Calls for lower sodium food grow
Friday, January 27, 2012
Consumers Union Urges FDA to Limit Sodium Levels in Food
WASHINGTON, DC – When it comes to sodium levels in food, consumers are asking the food industry for just a pinch. Nearly 7,000 consumers joined Consumers Union, the policy and advocacy division of Consumer Reports, in a recent petition supporting regulatory efforts to set national, industry-wide targets to reduce sodium in processed and restaurant foods.
In comments filed today with the Food and Drug Administration (FDA), the consumer group commended the agency’s joint initiative with the Food Safety and Inspection Service to reduce sodium consumption in the United States.

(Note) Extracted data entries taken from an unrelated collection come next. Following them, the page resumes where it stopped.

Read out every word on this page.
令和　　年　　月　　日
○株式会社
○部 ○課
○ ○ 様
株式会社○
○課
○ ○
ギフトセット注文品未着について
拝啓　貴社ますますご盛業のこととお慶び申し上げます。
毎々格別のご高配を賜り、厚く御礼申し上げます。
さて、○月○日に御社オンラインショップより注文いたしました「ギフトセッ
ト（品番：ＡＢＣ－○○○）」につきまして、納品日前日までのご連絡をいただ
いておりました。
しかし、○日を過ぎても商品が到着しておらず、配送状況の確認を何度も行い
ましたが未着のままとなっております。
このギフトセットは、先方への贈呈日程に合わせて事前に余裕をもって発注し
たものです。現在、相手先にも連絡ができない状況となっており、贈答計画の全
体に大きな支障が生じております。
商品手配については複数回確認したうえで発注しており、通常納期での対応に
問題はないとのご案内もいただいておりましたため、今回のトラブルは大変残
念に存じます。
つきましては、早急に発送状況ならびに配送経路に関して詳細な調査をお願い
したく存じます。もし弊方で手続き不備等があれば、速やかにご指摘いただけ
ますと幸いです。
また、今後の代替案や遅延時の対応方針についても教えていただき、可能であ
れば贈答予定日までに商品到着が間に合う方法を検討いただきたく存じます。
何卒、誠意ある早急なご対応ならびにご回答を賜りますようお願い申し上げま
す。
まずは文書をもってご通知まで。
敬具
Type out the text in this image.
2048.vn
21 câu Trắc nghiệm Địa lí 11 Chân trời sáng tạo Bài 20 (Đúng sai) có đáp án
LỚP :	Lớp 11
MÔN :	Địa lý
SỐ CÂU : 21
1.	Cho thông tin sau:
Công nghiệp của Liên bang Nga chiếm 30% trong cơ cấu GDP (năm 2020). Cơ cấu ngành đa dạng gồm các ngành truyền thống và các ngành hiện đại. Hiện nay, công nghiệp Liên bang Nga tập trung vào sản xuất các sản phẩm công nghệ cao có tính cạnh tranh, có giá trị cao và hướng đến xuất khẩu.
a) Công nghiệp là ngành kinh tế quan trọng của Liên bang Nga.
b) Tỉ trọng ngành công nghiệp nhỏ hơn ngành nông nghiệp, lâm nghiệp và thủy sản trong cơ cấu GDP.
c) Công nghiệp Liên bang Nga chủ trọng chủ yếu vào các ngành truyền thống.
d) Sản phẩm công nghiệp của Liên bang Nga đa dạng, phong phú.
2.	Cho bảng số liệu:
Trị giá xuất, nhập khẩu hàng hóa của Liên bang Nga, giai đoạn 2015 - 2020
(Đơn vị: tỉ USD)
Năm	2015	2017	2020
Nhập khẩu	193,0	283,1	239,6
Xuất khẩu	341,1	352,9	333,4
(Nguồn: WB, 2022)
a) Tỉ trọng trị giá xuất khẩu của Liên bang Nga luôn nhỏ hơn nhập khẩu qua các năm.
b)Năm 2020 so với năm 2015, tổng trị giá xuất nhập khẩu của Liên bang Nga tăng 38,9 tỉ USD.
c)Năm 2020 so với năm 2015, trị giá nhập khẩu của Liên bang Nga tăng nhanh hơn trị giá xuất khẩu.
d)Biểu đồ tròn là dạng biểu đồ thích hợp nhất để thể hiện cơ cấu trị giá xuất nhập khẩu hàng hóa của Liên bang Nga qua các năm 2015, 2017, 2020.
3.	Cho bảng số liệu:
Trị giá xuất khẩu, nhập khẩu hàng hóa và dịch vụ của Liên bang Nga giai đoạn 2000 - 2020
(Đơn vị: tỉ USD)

Highlighting the myriad of health risks linked to high sodium, Consumers Union urged the FDA to work towards a goal of limiting intake to 2,300 mg per day, while also encouraging children and those at risk for hypertension to consume no more than 1500 mg.
“Many American consumers are seeking a sensible solution to the growing levels of sodium in processed and restaurant foods” said Ioana Rusu, regulatory counsel for Consumers Union. “Unfortunately, the answer is not simply to put down the salt shaker, since an overwhelming majority of sodium intake comes from processed, pre-packaged foods.”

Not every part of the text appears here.